ECLI:NL:RBSHE:2009:BI8622
Rechtbank 's-Hertogenbosch
- Eerste aanleg - meervoudig
- J.W.H. Renneberg
- W.A.F. Damen
- F.P.E. Wiemans
- Rechtspraak.nl
Ontuchtige handelingen tussen minderjarigen met uitlokking door verdachte
In deze zaak heeft de Rechtbank 's-Hertogenbosch op 19 juni 2009 uitspraak gedaan in een strafzaak tegen een 15-jarige verdachte die zich schuldig heeft gemaakt aan ontuchtige handelingen met zijn 12-jarige vriendin. De verdachte heeft niet alleen zelf ontuchtige handelingen gepleegd, maar heeft ook twee vrienden uitgelokt om met zijn vriendin seksuele handelingen te verrichten. De rechtbank heeft vastgesteld dat de verdachte in de periode van 22 september 2007 tot en met 23 oktober 2008 in Eindhoven met zijn vriendin, die de leeftijd van twaalf jaren maar nog niet die van zestien jaren had bereikt, buiten echt, ontuchtige handelingen heeft gepleegd. Dit bestond uit het seksueel binnendringen van het lichaam van de vriendin. De verdachte heeft zijn penis in de mond van de vriendin gebracht, wat als een ontuchtige handeling wordt beschouwd onder artikel 245 van het Wetboek van Strafrecht.
Daarnaast heeft de rechtbank geoordeeld dat de verdachte zijn vrienden heeft uitgelokt om ook ontuchtige handelingen met zijn vriendin te plegen.
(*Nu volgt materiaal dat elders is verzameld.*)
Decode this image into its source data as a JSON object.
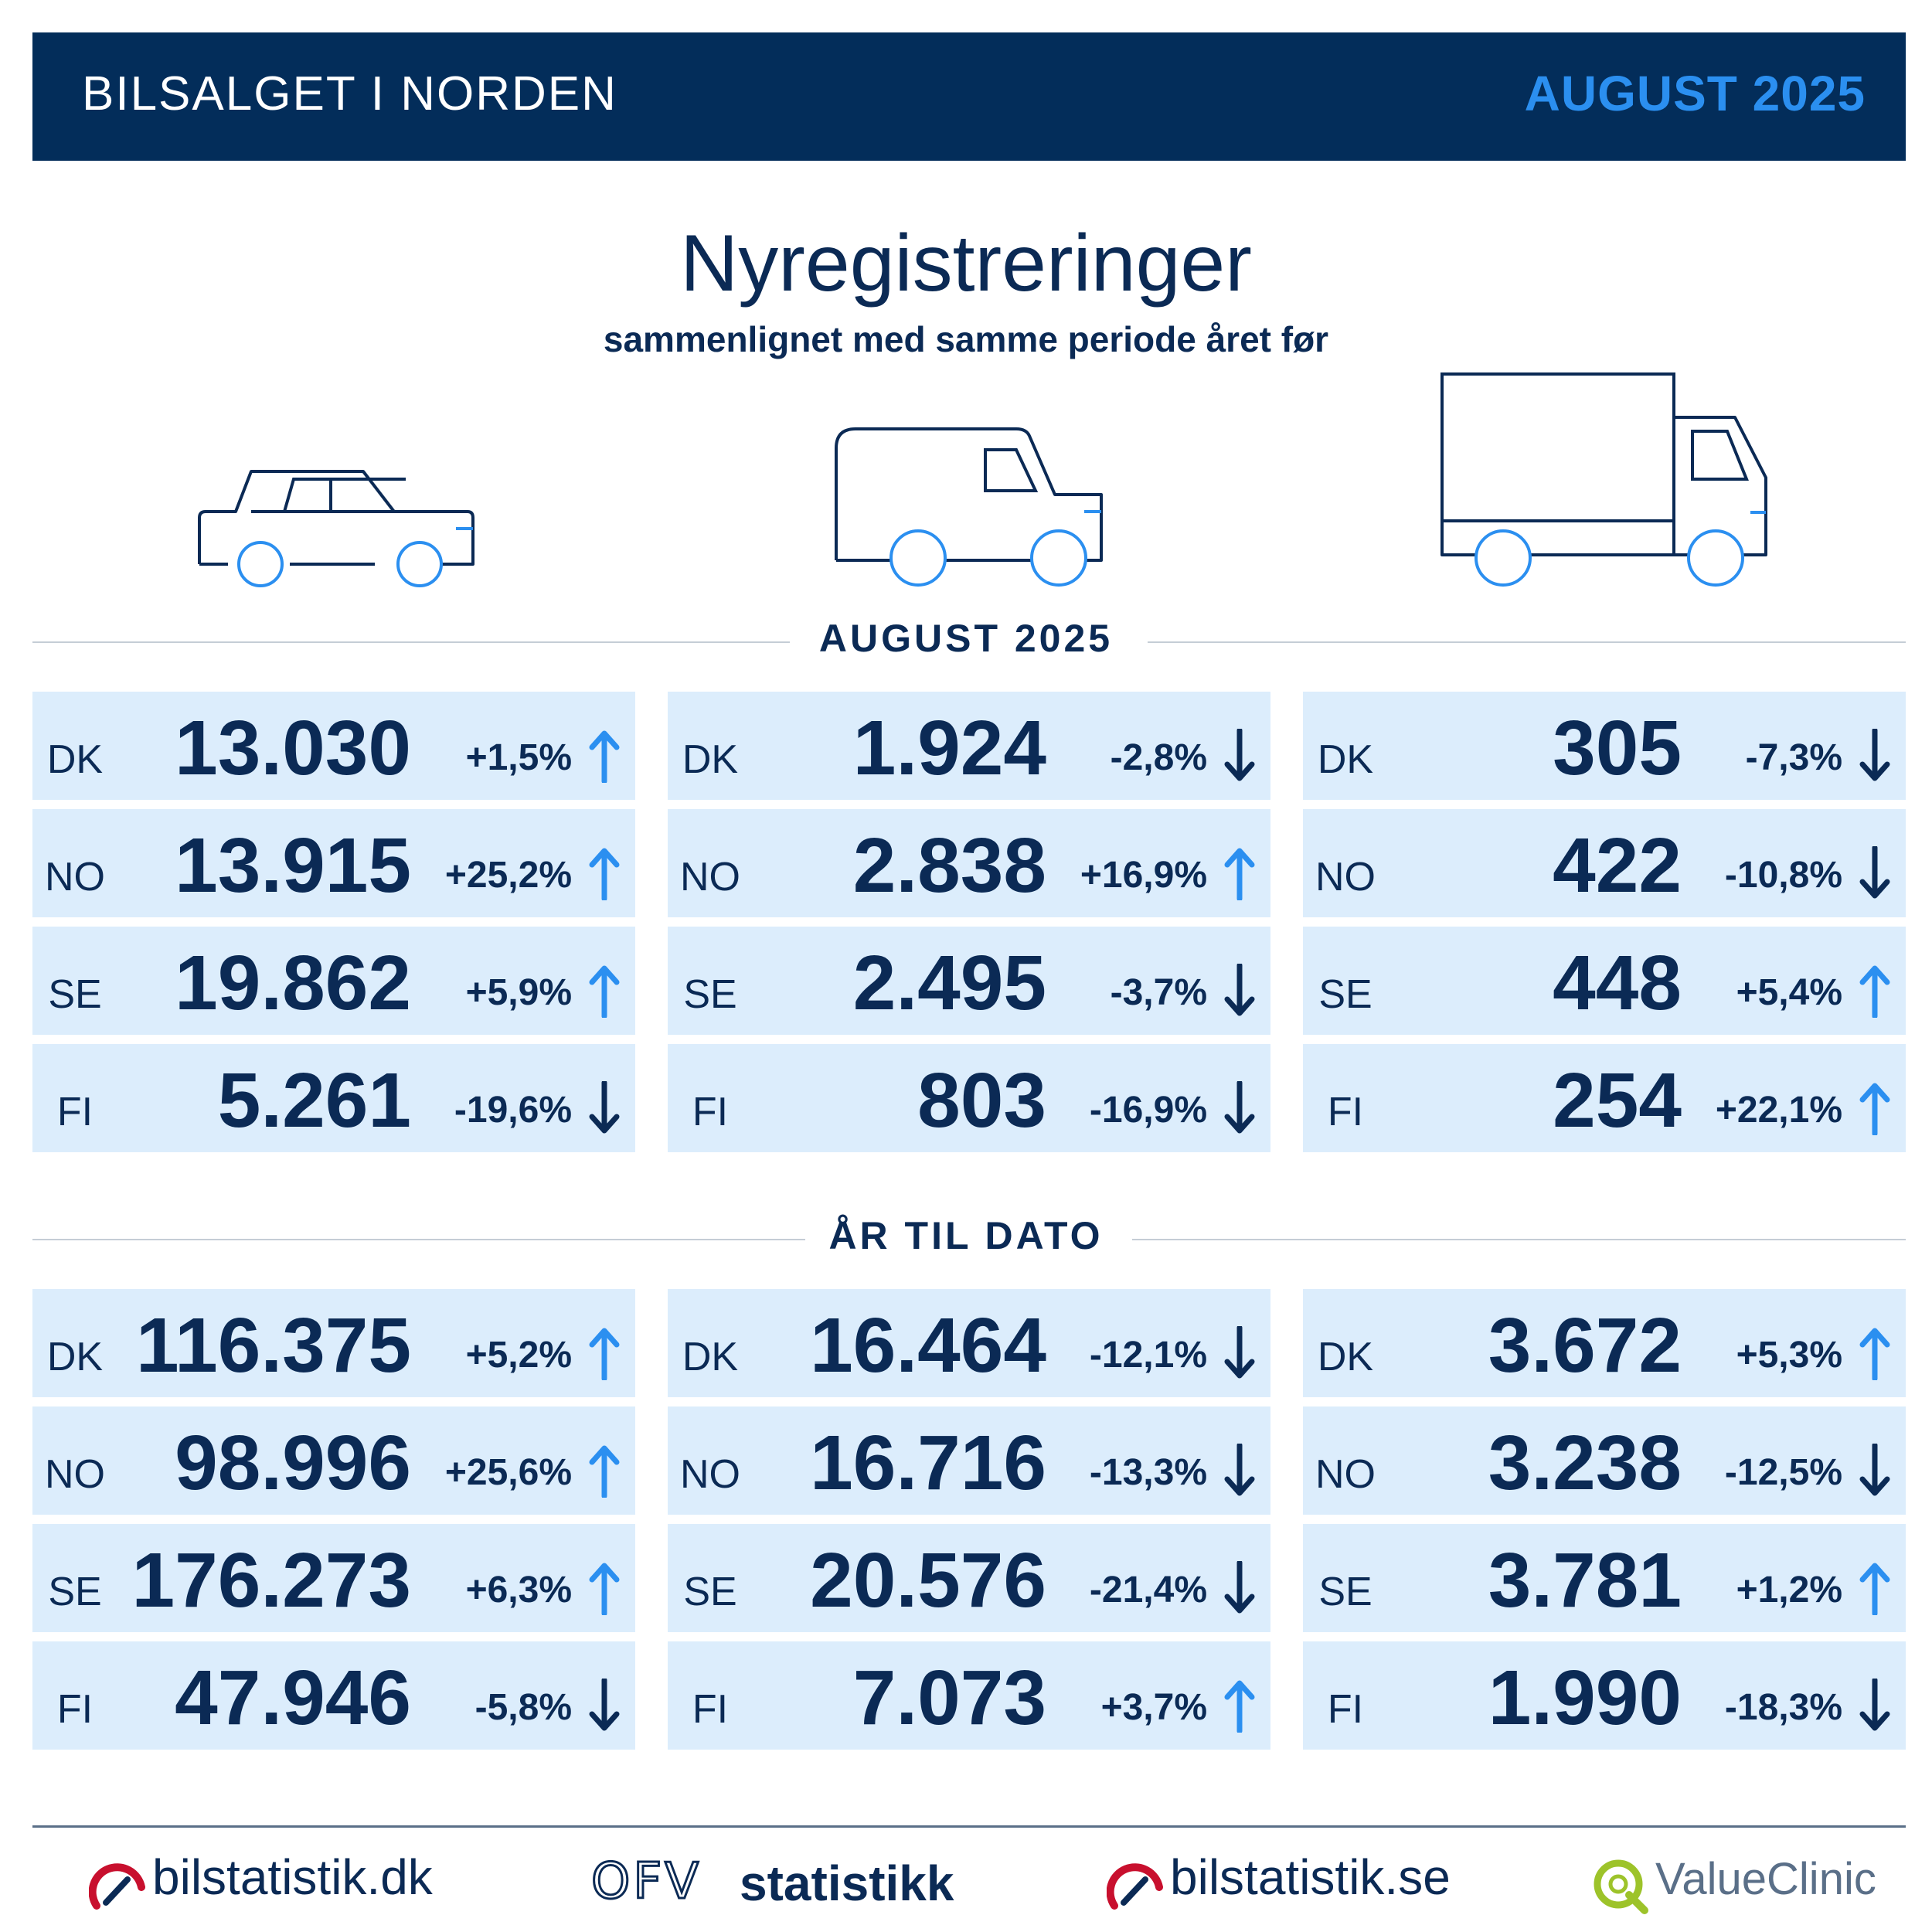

Dit gebeurde door de vrienden te vertellen dat de vriendin seks met hen wilde hebben en hen naar haar toe te brengen. De rechtbank heeft de verklaringen van de betrokkenen, waaronder die van de vriendin en de vrienden, als bewijs gebruikt om de feiten vast te stellen. De rechtbank heeft geconcludeerd dat de verdachte zijn invloed heeft misbruikt om zijn vriendin te dwingen tot seksuele handelingen met zijn vrienden, wat in strijd is met de sociaal-ethische normen.
De rechtbank heeft de verdachte veroordeeld tot een werkstraf van 180 uren, subsidiair 90 dagen jeugddetentie, en 6 maanden voorwaardelijke jeugddetentie met een proeftijd van twee jaren. De bijzondere voorwaarde is dat de verdachte zich houdt aan de aanwijzingen van de jeugdreclassering, inclusief eventuele ambulante behandeling. De rechtbank heeft de ernst van de feiten en de impact op de slachtoffers in overweging genomen bij het opleggen van de straf.